Darüber hinaus wird die zuverlässige Authentifizierung der Identität einer Person ein wichtiger Faktor bei bargeldlosen Transaktionen sein. 2015 trat DNP der FIDO (Fast IDentity Online) Alliance bei, einer internationalen Standardisierungsorganisation für biometrische Authentifizierungsstandards, und stieß damit auf großes Interesse bei inländischen Finanzinstituten. Tsuchiya erklärt: „Es dürfte für Nutzer umständlich sein, sich für jedes Finanzinstitut eine eigene PIN zu merken. Daher ist die Authentifizierung mithilfe biometrischer Daten, die auf einem Smartphone gespeichert sind, äußerst praktisch.“ Er fügt hinzu: „Ich gehe davon aus, dass wir in ein bis zwei Jahren sehen werden, wie Menschen mit ihren Smartphones Bargeld an Geldautomaten abheben.“

Die Identitätsauthentifizierungsplattform von DNP ermöglicht es Unternehmen, neben herkömmlichen Einmalpasswörtern auch Fingerabdrücke, Iris, Gesichter und Stimmabdrücke als Authentifizierungsinformationen zu verwenden.

Was ist der nächste große Trend nach Smartphones? Dynamische Karten

DNP freut sich auf die nächste Technologie nach dem Smartphone: die „Dynamische Karte“. Dabei handelt es sich um eine Karte mit eingebauten elektronischen Komponenten, die Informationen von mehreren Karten auf einer einzigen Karte zusammenfasst, sodass Verbraucher die gewünschte „Karte“ frei auswählen können.

 

Dynamische Karten ermöglichen es, die Informationen von bis zu 20 Plastikkarten mithilfe eines Smartphones auf eine einzige Karte zu übertragen. Diese Karte kann für verschiedene Zahlungen genutzt werden und löst so das Problem eines überfüllten Portemonnaies mit zu vielen Karten.
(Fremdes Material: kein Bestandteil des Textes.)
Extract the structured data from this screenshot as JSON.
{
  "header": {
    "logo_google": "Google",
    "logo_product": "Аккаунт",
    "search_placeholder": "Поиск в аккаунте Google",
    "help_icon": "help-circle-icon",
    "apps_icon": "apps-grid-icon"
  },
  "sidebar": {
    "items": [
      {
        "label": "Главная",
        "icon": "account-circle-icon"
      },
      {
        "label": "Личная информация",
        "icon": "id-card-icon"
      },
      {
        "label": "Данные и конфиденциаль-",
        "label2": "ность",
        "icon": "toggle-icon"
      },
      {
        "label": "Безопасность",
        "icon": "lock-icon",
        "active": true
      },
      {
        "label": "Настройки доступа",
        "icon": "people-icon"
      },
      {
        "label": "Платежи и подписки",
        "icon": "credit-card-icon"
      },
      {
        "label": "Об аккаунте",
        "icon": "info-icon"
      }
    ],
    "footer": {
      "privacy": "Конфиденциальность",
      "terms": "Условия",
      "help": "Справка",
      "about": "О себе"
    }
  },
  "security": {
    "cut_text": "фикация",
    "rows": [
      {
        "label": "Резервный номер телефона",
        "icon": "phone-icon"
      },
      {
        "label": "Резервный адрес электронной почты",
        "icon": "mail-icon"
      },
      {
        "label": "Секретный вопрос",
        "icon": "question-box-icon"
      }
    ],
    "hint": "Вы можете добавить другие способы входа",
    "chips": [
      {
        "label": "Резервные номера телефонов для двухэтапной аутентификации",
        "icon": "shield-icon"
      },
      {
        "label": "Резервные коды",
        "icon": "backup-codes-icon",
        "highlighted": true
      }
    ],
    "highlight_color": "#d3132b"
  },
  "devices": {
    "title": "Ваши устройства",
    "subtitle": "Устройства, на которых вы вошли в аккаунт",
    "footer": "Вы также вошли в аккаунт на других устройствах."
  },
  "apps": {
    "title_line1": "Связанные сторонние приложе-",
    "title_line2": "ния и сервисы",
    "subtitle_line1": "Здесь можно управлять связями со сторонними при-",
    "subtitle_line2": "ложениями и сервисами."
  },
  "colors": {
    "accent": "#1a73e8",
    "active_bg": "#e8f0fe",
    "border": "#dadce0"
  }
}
DNP hat bereits seit mehreren Jahren Patente für die entsprechende Technologie angemeldet, um die Entwicklung dieser Karte der nächsten Generation voranzutreiben. Tsuchiya erklärt: „Es besteht nun eine hohe Wahrscheinlichkeit, dass sich daraus ein erfolgreiches Geschäftsmodell entwickelt.“ Das Unternehmen plant, die Technologie künftig Banken und Kreditkartenunternehmen zur Einführung vorzuschlagen.

Scheitern ist unvermeidlich, wenn man ein neues Geschäftsfeld erschließt, und Tsuchiya, der versucht hat, in verschiedenen mobilen Geschäftsfeldern Pionierarbeit zu leisten, bildet da keine Ausnahme.

„Ich bin bisher oft gescheitert, aber das Unternehmen hat das akzeptiert. Die Grundvoraussetzung ist natürlich, dass die Misserfolge nicht fatal sind und zu neuen Entwicklungen führen“, sagte Tsuchiya. Seine Worte geben uns auch einen Einblick in die Unternehmenskultur von DNP.

  • Veröffentlicht: 21. Oktober 2016
  • Bitte beachten Sie, dass die Angaben, wie z. B. Abteilungsnamen und Produktspezifikationen, zum Zeitpunkt des Vorstellungsgesprächs korrekt sind und sich ohne vorherige Ankündigung ändern können.